Compared with GC, RC, FC, and CECO to verify the effectiveness of the proposed method, Figure 6 describes the comparison of the four methods on the cache hit ratio, and the cache hit rate is used as one of the performance criteria for evaluating the method proposed in this article. In the case of limited cache space, the higher the cache hit ratio, the lower the overall task processing delay. It can be seen from the figure that when the task time is relatively small, as the cache space increases, these four methods can all increase the cache hit ratio. As the number of tasks increases, the performance of the method proposed in this paper is better than other methods. The main reason is that HCAM optimizes the management and allocation of cache space through a new cache management mechanism. Compared with CECO, it adopts the cache approximate matching principle on the basis of edge collaborative cache, which improves the cache hit ratio.

Figure 7 shows the impact of cache size on the average system delay variation. Since five schemes adopt different cache management and allocation strategies, it can be seen from the figure that as the cache increases, the performance of the five methods differs in performance. As cache space increases, the cache of hot content will also increase, which increases the cache hit ratio. When the user generates a request, the edge server can directly send the cached content to the user. Users no longer need to wait for tasks to be offloaded to the target server, reducing transmission and calculation delays. When this article adopts an optimized cache management mechanism and cooperative cache model, even if the content requested by the user is not cached, it can be processed at the edge system as far as possible. Compared with the four methods, the average processing delay of the system is reduced to a certain extent. When the cache size is set to 40 GBs, the average delay of HCAM is the smallest. As the cache space increases, the GC method only satisfies the requests of a few users, and the system latency exhibits the greatest. Although FC has a higher cache hit ratio and better performance than GC, the average delay in the system is very close. The RC method further improves the cache hit ratio, which is better than the FC and GC methods. Although both HCAM and CECO use cooperative caching to reduce the average delay performance close to each other, HCAM uses the principle of approximate matching to increase the cache hit ratio, thereby reducing user access latency. However, when the cache space is 200 GBs, the performance of the HCAM method is optimal, which is about 1%, 24%, 36%, and 42% higher than the performance of CECO, RC, FC, and GC.

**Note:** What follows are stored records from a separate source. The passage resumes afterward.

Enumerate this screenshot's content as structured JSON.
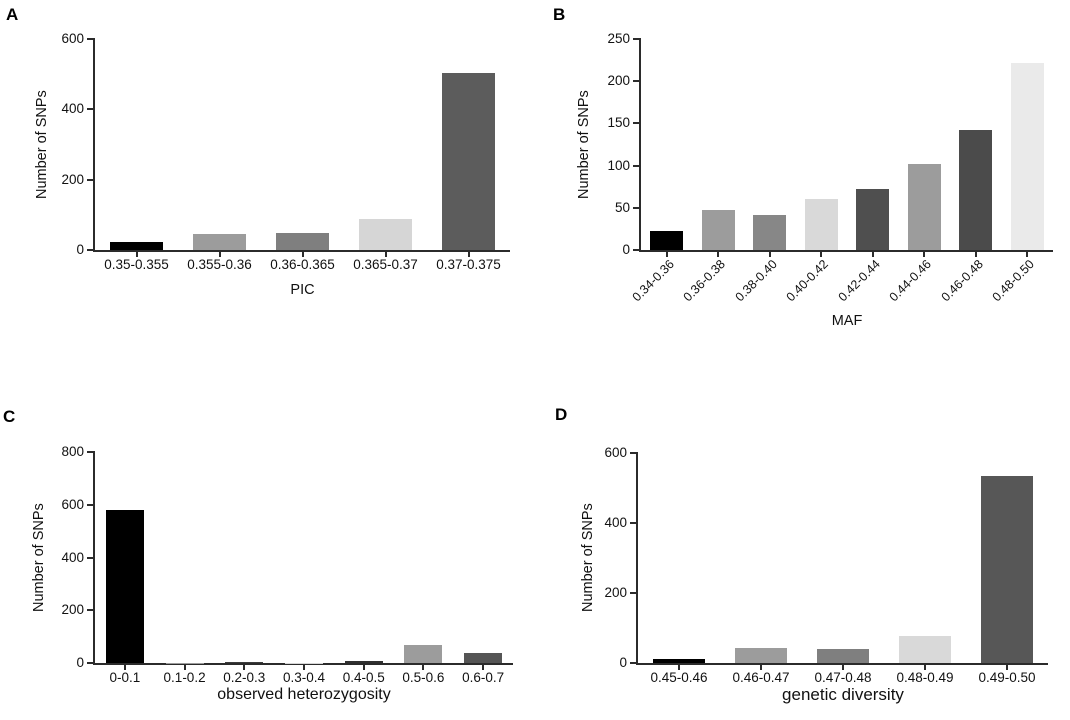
{
  "styles": {
    "background": "#ffffff",
    "axis_color": "#2b2b2b",
    "text_color": "#111111"
  },
  "chart_data": [
    {
      "type": "bar",
      "panel_label": "A",
      "ylabel": "Number of SNPs",
      "xlabel": "PIC",
      "categories": [
        "0.35-0.355",
        "0.355-0.36",
        "0.36-0.365",
        "0.365-0.37",
        "0.37-0.375"
      ],
      "values": [
        24,
        45,
        49,
        89,
        504
      ],
      "bar_colors": [
        "#000000",
        "#9c9c9c",
        "#7f7f7f",
        "#d6d6d6",
        "#5c5c5c"
      ],
      "ylim": [
        0,
        600
      ],
      "yticks": [
        0,
        200,
        400,
        600
      ],
      "xtick_rotation": 0,
      "grid": false,
      "legend": "none"
    },
    {
      "type": "bar",
      "panel_label": "B",
      "ylabel": "Number of SNPs",
      "xlabel": "MAF",
      "categories": [
        "0.34-0.36",
        "0.36-0.38",
        "0.38-0.40",
        "0.40-0.42",
        "0.42-0.44",
        "0.44-0.46",
        "0.46-0.48",
        "0.48-0.50"
      ],
      "values": [
        23,
        48,
        42,
        61,
        72,
        102,
        142,
        222
      ],
      "bar_colors": [
        "#000000",
        "#9c9c9c",
        "#878787",
        "#d9d9d9",
        "#4f4f4f",
        "#9c9c9c",
        "#4b4b4b",
        "#eaeaea"
      ],
      "ylim": [
        0,
        250
      ],
      "yticks": [
        0,
        50,
        100,
        150,
        200,
        250
      ],
      "xtick_rotation": -45,
      "grid": false,
      "legend": "none"
    },
    {
      "type": "bar",
      "panel_label": "C",
      "ylabel": "Number of SNPs",
      "xlabel": "observed heterozygosity",
      "categories": [
        "0-0.1",
        "0.1-0.2",
        "0.2-0.3",
        "0.3-0.4",
        "0.4-0.5",
        "0.5-0.6",
        "0.6-0.7"
      ],
      "values": [
        580,
        1,
        3,
        1,
        7,
        70,
        38
      ],
      "bar_colors": [
        "#000000",
        "#9c9c9c",
        "#3c3c3c",
        "#d6d6d6",
        "#303030",
        "#9c9c9c",
        "#555555"
      ],
      "ylim": [
        0,
        800
      ],
      "yticks": [
        0,
        200,
        400,
        600,
        800
      ],
      "xtick_rotation": 0,
      "grid": false,
      "legend": "none"
    },
    {
      "type": "bar",
      "panel_label": "D",
      "ylabel": "Number of SNPs",
      "xlabel": "genetic diversity",
      "categories": [
        "0.45-0.46",
        "0.46-0.47",
        "0.47-0.48",
        "0.48-0.49",
        "0.49-0.50"
      ],
      "values": [
        12,
        44,
        41,
        78,
        534
      ],
      "bar_colors": [
        "#000000",
        "#9c9c9c",
        "#7f7f7f",
        "#d9d9d9",
        "#575757"
      ],
      "ylim": [
        0,
        600
      ],
      "yticks": [
        0,
        200,
        400,
        600
      ],
      "xtick_rotation": 0,
      "grid": false,
      "legend": "none"
    }
  ]
}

7. Conclusion and Future Work
In this paper, we focus on a computation offloading strategy. To reduce the processing delay, this paper design a new cache management strategy based on dynamic data approximate matching. Then, a new cache-assisted offloading mechanism for edge server is proposed. To improve the efficiency of offloading, this paper transforms the problem of offloading location confirmation into an optimal path planning problem, a heuristic algorithm based on task cost has been introduced to confirm the optimal server. The simulation results show that our scheme can reduce the total delay compared to GC, FC, RC, and CECO.

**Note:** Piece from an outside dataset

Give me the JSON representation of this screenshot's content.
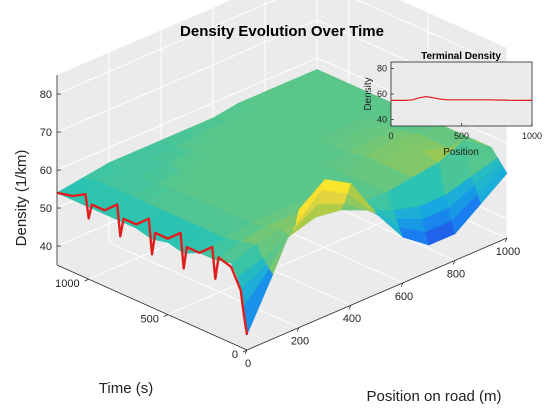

In the future, we will optimize the cache strategy. Besides, we will further study the computation offloading method under the job-related situation. In addition, we will explore algorithms suitable for task priority.
Data Availability
The (data type) data used to support the findings of this study are available from the corresponding author upon request.
Conflicts of Interest
The authors declare that they have no conflicts of interest.
Acknowledgments
This work is supported by the National Natural Science Foundation of China grants 61771289 and 61832012, Major Basic Research of Natural Science Foundation of Shandong Province with grants ZR2019ZD10; Key Research and Development Program of Shandong Province with grants 2019GGX101050.